Pete wrote the labels and fitted the reel into its can. This was the most commercial thing that The LHO had ever done, and one thing he was certain of was that it wasn’t going to stay within those four walls. He spun his wheelchair round to face Tim and said: “Yeah, man, real cool. Anybody need some draw?”
Three days later KWOV, Sherman Oaks’ very own radio station situated on the corner of the same block as Blue Coyote, broadcast ‘Theo’s Tune’ to its peak-time audience. They received three enquiries from listeners wondering if it was available as a single.
“Three,” Pete repeated when he heard the news. “That’s not many.” He was sitting in the outer office of the station, sharing a joint with the station’s owner and chief DJ. With their long hair and Pete’s headband they could have been pirates, discussing a raid, and in many ways they were.
“Hell, man,” the DJ replied, coughing as he drew on the joint, “I don’t wish to minimise the influence of li’l ol’ KWOV on the good residents of downtown LA, but if you took three as a fraction of our total audience, then multiplied it by the population of the entire US, it’d prob’ly work out at about a hunnerd million people. That’s a hit by anybody’s standards.”
“You reckon?”
“I reckon. Hell, man, we only had two calls about the moon landings.”
Pete had a demo disc made and it was played by several other local stations. One by one the band members heard themselves on radio, belting out ‘Theo’s Tune’, and were pleased and bemused. They were in the business to be heard and to make money. Artistic integrity didn’t pay the bills.
Tim didn’t agree. He called Pete as soon as he found out what was happening and said some things he later regretted. Pete, fortunately, had just taken delivery of a stash of Aztec Honey and was feeling particularly mellow. “Hey man,” he responded. “I made you famous. I made you goddamn famous.”
They held a meeting and Tim berated them all for not respecting his intellectual property, as works of art are known in the business. He told them that The LHO had built up a reputation for its anti-establishment, anti-government, anticapitalism, anti-war, anti-everything, stance, and that could be destroyed by a silly sentimental song like ‘Theo’s Tune’. They had a growing audience of young disaffected Americans, black as well as white, and they could easily lose them.
Eddie put the opposite view forward.

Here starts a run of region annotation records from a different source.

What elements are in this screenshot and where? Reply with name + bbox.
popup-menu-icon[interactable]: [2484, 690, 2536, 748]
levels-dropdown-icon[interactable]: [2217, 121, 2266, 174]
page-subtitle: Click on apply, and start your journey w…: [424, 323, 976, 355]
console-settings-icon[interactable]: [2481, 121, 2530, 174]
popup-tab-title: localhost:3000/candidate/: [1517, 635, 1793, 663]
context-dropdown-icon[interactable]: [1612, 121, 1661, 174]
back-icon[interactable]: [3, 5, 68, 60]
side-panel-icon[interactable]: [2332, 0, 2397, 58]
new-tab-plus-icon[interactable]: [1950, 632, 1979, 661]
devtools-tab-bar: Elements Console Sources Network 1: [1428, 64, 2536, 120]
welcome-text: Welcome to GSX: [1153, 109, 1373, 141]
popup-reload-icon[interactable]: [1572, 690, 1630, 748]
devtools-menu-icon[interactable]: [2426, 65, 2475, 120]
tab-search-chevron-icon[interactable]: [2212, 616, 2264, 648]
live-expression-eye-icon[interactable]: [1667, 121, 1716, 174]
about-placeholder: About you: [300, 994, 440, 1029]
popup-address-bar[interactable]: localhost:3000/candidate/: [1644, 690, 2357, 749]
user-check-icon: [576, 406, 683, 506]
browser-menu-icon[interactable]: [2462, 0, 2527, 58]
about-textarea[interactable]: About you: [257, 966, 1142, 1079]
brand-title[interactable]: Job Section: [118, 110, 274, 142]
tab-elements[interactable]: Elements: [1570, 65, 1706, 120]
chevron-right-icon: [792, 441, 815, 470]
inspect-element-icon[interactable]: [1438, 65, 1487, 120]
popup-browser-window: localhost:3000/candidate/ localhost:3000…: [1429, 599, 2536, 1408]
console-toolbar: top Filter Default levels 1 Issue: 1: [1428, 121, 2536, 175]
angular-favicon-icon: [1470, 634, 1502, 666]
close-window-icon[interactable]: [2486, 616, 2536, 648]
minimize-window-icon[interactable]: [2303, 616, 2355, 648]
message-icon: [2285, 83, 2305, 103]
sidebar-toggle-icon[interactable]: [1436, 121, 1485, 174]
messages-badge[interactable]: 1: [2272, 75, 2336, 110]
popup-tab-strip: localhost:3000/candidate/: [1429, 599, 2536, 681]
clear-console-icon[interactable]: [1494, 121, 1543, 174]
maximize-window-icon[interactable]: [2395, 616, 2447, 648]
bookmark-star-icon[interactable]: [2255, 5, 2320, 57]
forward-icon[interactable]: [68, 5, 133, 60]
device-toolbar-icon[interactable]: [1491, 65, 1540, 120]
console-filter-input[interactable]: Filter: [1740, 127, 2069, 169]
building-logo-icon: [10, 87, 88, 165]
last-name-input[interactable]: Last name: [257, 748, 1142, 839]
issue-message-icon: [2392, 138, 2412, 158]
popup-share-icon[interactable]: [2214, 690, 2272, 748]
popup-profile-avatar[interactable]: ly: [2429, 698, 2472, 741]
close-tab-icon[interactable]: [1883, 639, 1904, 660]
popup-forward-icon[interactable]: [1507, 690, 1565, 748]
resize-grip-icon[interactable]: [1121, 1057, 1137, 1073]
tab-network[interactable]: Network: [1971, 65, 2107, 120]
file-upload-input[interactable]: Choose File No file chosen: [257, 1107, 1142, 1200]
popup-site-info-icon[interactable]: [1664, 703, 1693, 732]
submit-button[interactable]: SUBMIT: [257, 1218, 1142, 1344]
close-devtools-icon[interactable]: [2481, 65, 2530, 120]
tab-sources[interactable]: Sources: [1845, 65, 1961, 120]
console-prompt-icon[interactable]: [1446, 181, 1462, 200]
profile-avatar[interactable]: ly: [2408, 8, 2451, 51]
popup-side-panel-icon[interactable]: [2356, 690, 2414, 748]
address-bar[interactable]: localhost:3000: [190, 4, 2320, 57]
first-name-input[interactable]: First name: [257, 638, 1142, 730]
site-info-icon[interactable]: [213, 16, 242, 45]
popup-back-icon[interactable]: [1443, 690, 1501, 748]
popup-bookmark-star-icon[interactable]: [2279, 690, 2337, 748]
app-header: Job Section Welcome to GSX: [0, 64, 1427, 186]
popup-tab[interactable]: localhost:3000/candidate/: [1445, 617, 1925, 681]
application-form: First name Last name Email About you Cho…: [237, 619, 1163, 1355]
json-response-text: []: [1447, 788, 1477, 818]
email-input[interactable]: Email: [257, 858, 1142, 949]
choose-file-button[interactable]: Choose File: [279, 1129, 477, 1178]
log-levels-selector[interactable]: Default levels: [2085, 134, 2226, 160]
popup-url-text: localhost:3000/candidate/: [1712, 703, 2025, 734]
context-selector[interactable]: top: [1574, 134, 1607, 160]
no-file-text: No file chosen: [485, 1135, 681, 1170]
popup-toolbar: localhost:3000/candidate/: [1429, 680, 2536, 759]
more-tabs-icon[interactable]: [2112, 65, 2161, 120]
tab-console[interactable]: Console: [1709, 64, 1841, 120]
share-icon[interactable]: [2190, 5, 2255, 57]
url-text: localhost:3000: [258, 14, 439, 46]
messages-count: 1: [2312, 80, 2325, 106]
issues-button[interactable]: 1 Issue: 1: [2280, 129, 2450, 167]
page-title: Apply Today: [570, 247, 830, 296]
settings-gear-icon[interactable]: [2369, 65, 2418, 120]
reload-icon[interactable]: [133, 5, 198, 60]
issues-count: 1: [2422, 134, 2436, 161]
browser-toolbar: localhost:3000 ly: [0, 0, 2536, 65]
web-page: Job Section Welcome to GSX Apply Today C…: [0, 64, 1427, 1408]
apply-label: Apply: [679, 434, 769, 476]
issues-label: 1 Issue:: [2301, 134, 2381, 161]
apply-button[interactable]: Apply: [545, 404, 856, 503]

Much as he enjoyed making good music, he was in it for the money. There were places he wouldn’t go, depths he wouldn’t reach, but ‘Theo’s Tune’ wasn’t quite there. He was happy to be associated with it. “An’ listen, man,” he concluded, “if we don’t do it somebody else will, and we can always use the bread.”
Tim was adamant, but eventually a compromise was reached. They’d release ‘Theo’s Tune’ as a single under the name of Blue Coyote, with a Bobby Vee number on the B-side. Everybody was pleased.